Poetic and cinematic presentation of science is extremely complex and also very costly and our funding fell short. Then an amazing miracle! We reached out to the world through crowdfunding and over 3,000 amazing people from 100 countries helped support our project. It is deeply humbling and very beautiful to have received this global support for what we certainly believe are important ideas. Thanks to the crowd funders’ incredible support, we were able to continue our journey . After almost 15,000 hours of work and many obstacles overcome, the film was finished and finally available to be shared with the world. The team and I are very excited for you to see the film. I hope watching it inspires you just as much as we have been inspired in the making of it.
by Daryl Bennett
Daryl Bennett has been composing award winning scores for film and television for over 27 years. Credits include Lost Solace, The Connected Universe, The Bleeding Edge, The Exhibition (Emmy award winner, Canadian Screen Award Winner) Nash – The Documentary, The Vetala, Kids In Jail, Voyage of the Unicorn, Outer Limits, Higher Ground, Engaged To Kill, Little Brother of War, Once In A Blue Moon, Decoys, Beggars and Choosers, The Entrance, and First Wave, among many others. He has won four Leo awards and has been nominated for a Gemini, a Canadian Screen Award, a Genie, and two Grammys.
Bennett’s career includes experience as a sound designer, audio post supervisor, film composer, film editor, associate producer, and director.
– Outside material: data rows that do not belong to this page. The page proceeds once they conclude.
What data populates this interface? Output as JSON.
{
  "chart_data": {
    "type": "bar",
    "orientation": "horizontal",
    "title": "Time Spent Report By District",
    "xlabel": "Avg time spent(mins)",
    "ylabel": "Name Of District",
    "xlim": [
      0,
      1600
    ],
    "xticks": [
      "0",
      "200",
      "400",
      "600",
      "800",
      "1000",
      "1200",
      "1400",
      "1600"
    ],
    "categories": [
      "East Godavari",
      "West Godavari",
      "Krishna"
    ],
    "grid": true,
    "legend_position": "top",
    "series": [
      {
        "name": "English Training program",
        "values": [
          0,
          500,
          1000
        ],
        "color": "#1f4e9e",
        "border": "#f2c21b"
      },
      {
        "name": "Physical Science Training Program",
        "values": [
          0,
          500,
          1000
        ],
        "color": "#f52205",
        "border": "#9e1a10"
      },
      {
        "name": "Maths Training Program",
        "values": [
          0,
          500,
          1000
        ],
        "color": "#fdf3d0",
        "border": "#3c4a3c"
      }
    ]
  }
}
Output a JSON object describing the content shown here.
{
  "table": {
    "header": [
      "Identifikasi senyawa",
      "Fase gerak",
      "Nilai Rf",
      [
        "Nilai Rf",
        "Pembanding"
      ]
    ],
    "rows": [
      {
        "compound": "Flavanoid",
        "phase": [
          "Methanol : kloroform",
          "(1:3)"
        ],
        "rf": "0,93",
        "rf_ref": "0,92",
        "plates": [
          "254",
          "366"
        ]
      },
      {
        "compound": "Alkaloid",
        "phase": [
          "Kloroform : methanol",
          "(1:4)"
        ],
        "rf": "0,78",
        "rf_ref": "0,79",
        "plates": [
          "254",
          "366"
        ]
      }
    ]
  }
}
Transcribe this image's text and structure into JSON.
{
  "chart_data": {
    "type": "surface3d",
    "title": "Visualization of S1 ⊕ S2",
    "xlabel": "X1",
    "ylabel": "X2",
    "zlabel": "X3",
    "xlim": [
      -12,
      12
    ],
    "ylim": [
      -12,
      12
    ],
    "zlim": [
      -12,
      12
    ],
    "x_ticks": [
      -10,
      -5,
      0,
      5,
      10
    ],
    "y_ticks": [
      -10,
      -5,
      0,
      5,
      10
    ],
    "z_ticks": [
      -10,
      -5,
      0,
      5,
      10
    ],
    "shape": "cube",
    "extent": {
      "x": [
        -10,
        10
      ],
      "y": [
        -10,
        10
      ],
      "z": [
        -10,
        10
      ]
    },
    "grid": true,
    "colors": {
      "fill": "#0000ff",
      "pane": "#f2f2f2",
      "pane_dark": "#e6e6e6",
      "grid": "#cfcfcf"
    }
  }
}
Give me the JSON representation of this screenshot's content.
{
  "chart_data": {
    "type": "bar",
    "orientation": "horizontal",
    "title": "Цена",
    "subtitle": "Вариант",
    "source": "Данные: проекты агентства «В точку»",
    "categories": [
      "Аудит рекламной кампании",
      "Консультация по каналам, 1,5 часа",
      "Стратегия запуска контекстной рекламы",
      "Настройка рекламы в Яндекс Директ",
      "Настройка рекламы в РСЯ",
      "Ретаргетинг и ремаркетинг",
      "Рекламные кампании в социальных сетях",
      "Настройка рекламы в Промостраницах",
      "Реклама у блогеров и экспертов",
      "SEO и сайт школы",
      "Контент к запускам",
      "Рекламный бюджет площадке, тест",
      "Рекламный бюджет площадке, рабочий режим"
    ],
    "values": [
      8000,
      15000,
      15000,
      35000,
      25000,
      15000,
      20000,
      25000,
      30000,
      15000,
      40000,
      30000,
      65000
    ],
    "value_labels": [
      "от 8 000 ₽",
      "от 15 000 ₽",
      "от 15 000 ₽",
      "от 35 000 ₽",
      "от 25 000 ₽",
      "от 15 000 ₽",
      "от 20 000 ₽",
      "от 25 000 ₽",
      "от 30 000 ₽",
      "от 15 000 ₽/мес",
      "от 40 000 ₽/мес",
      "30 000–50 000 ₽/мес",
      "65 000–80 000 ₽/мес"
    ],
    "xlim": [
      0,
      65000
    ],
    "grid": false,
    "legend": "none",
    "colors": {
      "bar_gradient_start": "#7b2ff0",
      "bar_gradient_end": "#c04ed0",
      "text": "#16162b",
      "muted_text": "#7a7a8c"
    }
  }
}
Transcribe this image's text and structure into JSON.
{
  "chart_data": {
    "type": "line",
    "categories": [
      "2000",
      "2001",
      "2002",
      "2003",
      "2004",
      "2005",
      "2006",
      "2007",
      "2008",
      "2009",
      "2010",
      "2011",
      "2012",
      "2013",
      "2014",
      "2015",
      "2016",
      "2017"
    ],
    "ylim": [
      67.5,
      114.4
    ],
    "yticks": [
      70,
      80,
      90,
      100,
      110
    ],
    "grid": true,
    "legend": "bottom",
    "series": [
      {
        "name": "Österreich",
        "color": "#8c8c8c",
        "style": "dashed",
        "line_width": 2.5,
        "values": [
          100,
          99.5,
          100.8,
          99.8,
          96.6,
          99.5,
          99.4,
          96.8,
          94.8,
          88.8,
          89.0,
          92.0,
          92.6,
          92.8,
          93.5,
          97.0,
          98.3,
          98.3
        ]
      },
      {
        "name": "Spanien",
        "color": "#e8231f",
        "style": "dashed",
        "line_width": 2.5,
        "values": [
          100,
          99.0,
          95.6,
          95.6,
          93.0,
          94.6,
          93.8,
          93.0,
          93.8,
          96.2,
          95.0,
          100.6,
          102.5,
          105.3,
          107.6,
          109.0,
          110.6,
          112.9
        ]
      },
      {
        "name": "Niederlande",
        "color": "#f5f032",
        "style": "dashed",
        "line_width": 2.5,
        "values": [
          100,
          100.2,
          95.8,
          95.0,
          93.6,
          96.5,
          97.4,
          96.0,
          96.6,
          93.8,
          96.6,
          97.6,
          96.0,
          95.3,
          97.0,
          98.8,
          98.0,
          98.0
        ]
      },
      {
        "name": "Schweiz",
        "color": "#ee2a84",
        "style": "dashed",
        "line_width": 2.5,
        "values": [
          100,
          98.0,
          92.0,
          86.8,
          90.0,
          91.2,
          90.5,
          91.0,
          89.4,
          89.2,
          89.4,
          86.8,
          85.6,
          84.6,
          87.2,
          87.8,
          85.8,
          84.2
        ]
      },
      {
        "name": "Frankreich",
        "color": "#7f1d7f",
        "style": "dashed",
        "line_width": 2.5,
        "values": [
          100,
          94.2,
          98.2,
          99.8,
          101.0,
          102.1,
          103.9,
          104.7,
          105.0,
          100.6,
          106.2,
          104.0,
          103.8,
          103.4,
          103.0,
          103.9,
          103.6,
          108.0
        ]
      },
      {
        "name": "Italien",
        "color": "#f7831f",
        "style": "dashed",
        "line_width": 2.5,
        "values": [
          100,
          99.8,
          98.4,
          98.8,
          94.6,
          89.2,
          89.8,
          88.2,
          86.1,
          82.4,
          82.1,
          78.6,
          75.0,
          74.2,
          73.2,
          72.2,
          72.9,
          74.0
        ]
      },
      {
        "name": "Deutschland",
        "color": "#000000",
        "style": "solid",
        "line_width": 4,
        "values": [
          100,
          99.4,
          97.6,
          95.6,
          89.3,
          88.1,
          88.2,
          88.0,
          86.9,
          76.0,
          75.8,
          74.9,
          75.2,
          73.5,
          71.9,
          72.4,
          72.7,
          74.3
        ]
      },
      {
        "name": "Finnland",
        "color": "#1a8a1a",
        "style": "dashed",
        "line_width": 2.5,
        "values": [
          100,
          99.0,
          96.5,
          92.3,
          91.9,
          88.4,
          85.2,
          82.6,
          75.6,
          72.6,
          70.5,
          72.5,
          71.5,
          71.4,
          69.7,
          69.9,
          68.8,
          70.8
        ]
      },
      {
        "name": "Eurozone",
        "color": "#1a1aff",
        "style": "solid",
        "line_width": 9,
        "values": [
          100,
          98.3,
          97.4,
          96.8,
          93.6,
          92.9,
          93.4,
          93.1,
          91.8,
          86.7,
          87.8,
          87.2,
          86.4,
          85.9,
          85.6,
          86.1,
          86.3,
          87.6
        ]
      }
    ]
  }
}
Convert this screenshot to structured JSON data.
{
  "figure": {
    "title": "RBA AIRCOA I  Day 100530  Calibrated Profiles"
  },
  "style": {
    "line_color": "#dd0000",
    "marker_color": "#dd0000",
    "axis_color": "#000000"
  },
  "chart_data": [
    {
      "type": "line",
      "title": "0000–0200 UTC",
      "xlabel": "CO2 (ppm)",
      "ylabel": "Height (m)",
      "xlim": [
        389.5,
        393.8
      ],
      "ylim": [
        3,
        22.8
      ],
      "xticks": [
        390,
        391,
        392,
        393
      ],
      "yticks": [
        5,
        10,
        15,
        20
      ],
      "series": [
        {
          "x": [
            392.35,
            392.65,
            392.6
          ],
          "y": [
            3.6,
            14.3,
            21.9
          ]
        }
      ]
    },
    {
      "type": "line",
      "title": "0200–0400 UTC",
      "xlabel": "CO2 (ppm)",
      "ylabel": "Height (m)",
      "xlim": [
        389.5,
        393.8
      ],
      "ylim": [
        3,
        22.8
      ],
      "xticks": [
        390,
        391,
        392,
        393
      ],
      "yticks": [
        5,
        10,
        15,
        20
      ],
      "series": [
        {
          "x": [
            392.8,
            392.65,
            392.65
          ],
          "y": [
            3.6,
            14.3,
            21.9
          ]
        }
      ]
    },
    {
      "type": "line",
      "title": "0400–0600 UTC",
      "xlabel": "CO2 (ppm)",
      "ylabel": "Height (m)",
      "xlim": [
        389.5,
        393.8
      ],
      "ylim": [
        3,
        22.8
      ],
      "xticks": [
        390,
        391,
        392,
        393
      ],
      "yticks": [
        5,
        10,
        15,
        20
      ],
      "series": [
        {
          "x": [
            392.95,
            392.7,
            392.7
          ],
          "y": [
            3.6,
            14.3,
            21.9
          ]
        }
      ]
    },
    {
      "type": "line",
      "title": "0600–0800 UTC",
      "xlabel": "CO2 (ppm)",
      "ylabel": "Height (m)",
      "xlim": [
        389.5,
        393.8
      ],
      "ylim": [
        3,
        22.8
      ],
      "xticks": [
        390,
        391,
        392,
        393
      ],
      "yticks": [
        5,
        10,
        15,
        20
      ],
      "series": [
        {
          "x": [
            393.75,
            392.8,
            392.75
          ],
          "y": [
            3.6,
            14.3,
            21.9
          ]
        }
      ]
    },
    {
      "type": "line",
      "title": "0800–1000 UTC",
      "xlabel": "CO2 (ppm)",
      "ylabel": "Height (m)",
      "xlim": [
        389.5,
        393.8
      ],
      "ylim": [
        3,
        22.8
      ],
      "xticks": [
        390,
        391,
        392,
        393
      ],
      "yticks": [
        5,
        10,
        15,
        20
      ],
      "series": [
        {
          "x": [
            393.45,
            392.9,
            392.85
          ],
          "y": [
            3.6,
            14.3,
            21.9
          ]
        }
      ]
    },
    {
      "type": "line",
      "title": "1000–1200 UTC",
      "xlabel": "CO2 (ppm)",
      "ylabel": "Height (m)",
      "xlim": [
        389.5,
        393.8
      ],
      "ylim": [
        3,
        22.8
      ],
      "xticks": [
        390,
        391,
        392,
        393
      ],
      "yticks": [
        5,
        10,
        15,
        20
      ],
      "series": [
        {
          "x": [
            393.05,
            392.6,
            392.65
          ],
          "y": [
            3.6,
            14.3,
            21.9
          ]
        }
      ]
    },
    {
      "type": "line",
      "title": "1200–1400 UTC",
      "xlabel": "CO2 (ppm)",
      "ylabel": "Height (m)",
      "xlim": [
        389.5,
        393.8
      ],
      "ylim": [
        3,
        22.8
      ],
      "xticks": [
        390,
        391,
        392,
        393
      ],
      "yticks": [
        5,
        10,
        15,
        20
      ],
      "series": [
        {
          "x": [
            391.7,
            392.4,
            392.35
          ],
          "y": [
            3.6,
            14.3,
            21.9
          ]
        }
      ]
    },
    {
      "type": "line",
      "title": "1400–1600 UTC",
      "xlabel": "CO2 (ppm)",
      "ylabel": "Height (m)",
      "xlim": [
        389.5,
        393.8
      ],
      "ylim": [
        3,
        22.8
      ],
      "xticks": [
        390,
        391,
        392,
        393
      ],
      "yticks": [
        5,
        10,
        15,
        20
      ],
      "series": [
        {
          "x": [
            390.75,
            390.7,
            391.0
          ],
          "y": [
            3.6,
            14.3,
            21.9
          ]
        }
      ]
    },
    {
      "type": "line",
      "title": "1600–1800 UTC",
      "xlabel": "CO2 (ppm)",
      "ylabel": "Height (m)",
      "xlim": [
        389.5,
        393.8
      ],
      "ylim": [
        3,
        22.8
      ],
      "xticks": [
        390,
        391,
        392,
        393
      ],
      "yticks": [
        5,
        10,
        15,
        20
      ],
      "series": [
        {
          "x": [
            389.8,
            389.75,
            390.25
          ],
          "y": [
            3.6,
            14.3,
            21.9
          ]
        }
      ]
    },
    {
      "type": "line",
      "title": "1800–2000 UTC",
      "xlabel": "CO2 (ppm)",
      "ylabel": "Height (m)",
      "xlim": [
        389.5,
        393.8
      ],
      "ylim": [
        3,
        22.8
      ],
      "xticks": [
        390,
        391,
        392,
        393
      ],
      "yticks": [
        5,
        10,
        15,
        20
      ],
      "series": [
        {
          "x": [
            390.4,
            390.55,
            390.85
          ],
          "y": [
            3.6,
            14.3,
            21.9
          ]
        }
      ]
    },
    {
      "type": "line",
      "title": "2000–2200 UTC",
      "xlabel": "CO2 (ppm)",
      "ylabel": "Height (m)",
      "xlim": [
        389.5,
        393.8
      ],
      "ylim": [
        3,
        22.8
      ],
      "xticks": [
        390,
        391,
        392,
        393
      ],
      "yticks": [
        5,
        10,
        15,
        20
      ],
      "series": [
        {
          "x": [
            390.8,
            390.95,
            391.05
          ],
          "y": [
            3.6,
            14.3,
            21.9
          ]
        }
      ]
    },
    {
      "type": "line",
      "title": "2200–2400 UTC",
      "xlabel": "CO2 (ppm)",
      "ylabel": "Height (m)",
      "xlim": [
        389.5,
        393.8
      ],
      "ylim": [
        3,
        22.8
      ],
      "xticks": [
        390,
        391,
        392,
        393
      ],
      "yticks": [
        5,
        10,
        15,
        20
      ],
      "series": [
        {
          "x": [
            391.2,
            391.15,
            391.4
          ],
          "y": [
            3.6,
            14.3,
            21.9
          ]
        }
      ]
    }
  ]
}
He has worked on numerous feature films, television productions, documentaries, web productions, commercials, and corporate videos.
As a drummer and recording artist, Bennett’s success has enabled him to work with a wide range of artists and producers such as Ray Charles, David Foster, Andrae Crouch, Celine Dion, Kenny Rogers, Kenny G, Kenny Loggins, Powder Blues, and many more. He has also enjoyed numerous collaborations as a music producer and songwriter earning a Grammy nomination for Best Pop/Contemporary Gospel Album with Andrae Crouch.
Between 1989-2000 he co-owned and operated Ferocious Fish Productions, a creative audio post production boutique located in Yaletown, Vancouver, where he produced well over a hundred hours of broadcast audio mixes.